Plastikgabeln als schützende Barriere
Gartenexperten empfehlen, Plastikgabeln in die Erde des Gemüsebeets zu stecken, um Schädlinge von den Pflanzen fernzuhalten. Besonders nützlich soll das gegen sogenannte Wintersädlinge sein. Normale Picknick‑ oder “Pasta pot meal deal”-Gabeln (einfach erhältliche Einweggabeln) bilden eine physische Barriere und machen das Vorankommen für manche Schädlinge schwerer.
Ein Experte erklärt: „Weiche Körper-Schädlinge wie Schnecken und Nacktschnecken können durch die stachelige Oberfläche, die Plastikgabeln erzeugen, abgeschreckt werden, wenn sie in den Boden gesteckt werden.“
Die Gabeln sollten etwa 5 cm auseinander gesteckt werden, um Schnecken und Nacktschnecken effektiv abzuwehren. Bei größeren Schädlingen wie Katzen, Kaninchen und Eichhörnchen empfiehlt man 7 cm voneinander. So entsteht eine Barriere, die es den Tieren schwerer macht, leicht an die Pflanzen heranzukommen.
Warum Plastikgabeln vielseitig sind
Ein großer Vorteil der Plastikgabeln ist ihre Wiederverwendbarkeit. Nach schlechtem Wetter kann man sie aufheben und neu platzieren, um andere Pflanzen zu schützen. Gartenexperten betonen, dass sich diese Gabeln Jahr für Jahr wiederverwenden lassen, was sie für Gärtner attraktiv macht, die auf Recycling und Wiederverwendung Wert legen.
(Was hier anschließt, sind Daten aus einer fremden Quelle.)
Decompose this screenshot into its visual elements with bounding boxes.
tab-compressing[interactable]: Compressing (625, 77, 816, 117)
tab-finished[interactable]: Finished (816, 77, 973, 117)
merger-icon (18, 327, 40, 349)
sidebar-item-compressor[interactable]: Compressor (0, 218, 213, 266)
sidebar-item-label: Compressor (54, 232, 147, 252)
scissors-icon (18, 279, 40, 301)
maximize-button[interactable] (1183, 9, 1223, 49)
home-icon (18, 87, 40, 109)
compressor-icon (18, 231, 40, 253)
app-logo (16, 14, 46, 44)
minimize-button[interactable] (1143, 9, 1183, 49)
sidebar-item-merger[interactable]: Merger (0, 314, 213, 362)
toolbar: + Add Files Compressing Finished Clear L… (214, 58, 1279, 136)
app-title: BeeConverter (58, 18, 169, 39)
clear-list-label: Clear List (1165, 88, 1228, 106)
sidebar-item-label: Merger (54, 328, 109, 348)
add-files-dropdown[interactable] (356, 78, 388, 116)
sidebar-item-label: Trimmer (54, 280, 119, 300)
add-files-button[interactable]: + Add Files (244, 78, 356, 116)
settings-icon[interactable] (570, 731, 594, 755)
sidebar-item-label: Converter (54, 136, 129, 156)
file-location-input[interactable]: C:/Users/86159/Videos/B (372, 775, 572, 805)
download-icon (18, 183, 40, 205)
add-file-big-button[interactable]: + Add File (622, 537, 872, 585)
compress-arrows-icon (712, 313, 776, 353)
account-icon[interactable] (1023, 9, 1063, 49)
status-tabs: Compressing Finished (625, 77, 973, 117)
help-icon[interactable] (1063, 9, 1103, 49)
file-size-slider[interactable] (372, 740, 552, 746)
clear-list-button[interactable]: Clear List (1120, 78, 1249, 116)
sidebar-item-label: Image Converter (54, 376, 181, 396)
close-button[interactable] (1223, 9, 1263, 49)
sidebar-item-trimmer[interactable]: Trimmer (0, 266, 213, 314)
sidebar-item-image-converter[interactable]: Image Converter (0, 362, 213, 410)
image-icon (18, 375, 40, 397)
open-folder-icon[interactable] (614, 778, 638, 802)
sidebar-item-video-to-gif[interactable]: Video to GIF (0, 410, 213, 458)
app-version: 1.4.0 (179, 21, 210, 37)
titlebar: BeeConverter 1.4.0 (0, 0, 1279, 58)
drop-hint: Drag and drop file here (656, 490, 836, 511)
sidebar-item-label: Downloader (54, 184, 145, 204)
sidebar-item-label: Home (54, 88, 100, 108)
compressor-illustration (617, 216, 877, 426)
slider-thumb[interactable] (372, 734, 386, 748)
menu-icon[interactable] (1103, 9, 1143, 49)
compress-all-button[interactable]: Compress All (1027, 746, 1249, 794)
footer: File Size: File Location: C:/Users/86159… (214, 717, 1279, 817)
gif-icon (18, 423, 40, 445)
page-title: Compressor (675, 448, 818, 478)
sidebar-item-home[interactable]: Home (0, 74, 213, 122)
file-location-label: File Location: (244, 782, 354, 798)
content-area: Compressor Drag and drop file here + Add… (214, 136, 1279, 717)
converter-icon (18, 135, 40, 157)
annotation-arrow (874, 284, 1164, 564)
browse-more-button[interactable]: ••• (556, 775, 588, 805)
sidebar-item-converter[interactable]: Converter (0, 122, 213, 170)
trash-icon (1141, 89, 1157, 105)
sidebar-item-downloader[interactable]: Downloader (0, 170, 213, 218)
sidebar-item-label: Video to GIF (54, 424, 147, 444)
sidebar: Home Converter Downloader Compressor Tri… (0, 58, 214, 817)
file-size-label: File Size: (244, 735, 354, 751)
Außerdem wirken sie optisch abschreckend: Die Reflexionen der glänzenden Gabeln können Vögel fernhalten, und selbst größere Tiere wie Rehe könnten misstrauisch gegenüber Bereichen mit stacheligen Gabeln sein. Mit diesen Vorteilen wirkt die Methode für viele Gärtner wie eine praktikable Option.
Risiken und Alternativen
Trotz dieser Vorteile sind nicht alle Experten überzeugt. Ein Kritiker sagt: „Dies ist keine gute Methode, da sie nicht besonders effektiv ist und nur bei einer begrenzten Anzahl von Schädlingen funktioniert.“ Zudem besteht die Gefahr, dass Plastikgabeln Wildtiere gefährden — durch Verschlucken oder Verheddern kann es zu Problemen kommen.
Langfristig könnten die Gabeln Mikroplastik freisetzen, weil sie durch Sonneneinstrahlung, Temperaturänderungen und Abrieb abgebaut werden. Das wirft Fragen zur Belastung des Gartenbodens mit Kunststoff auf.
Als Alternativen empfehlen Experten
- Zweigzäune
- Netze
- hölzerne Gabeln
Auch die Begleitpflanzung mit duftenden Pflanzen wie Knoblauch kann helfen, Schädlinge wie Eichhörnchen fernzuhalten. Diese Optionen bieten ähnliche Schutzmöglichkeiten, ohne Kunststoff in den Boden zu bringen.
In Anbetracht aller Vor- und Nachteile bleibt die „skurrile“ Methode mit Plastikgabeln eine interessante, aber umstrittene Möglichkeit zur Schädlingsabwehr. Während manche Gärtner gern mit kreativen Ansätzen experimentieren, setzen andere lieber auf bewährte Alternativen. Welche Methode bevorzugen Sie in Ihrem Garten?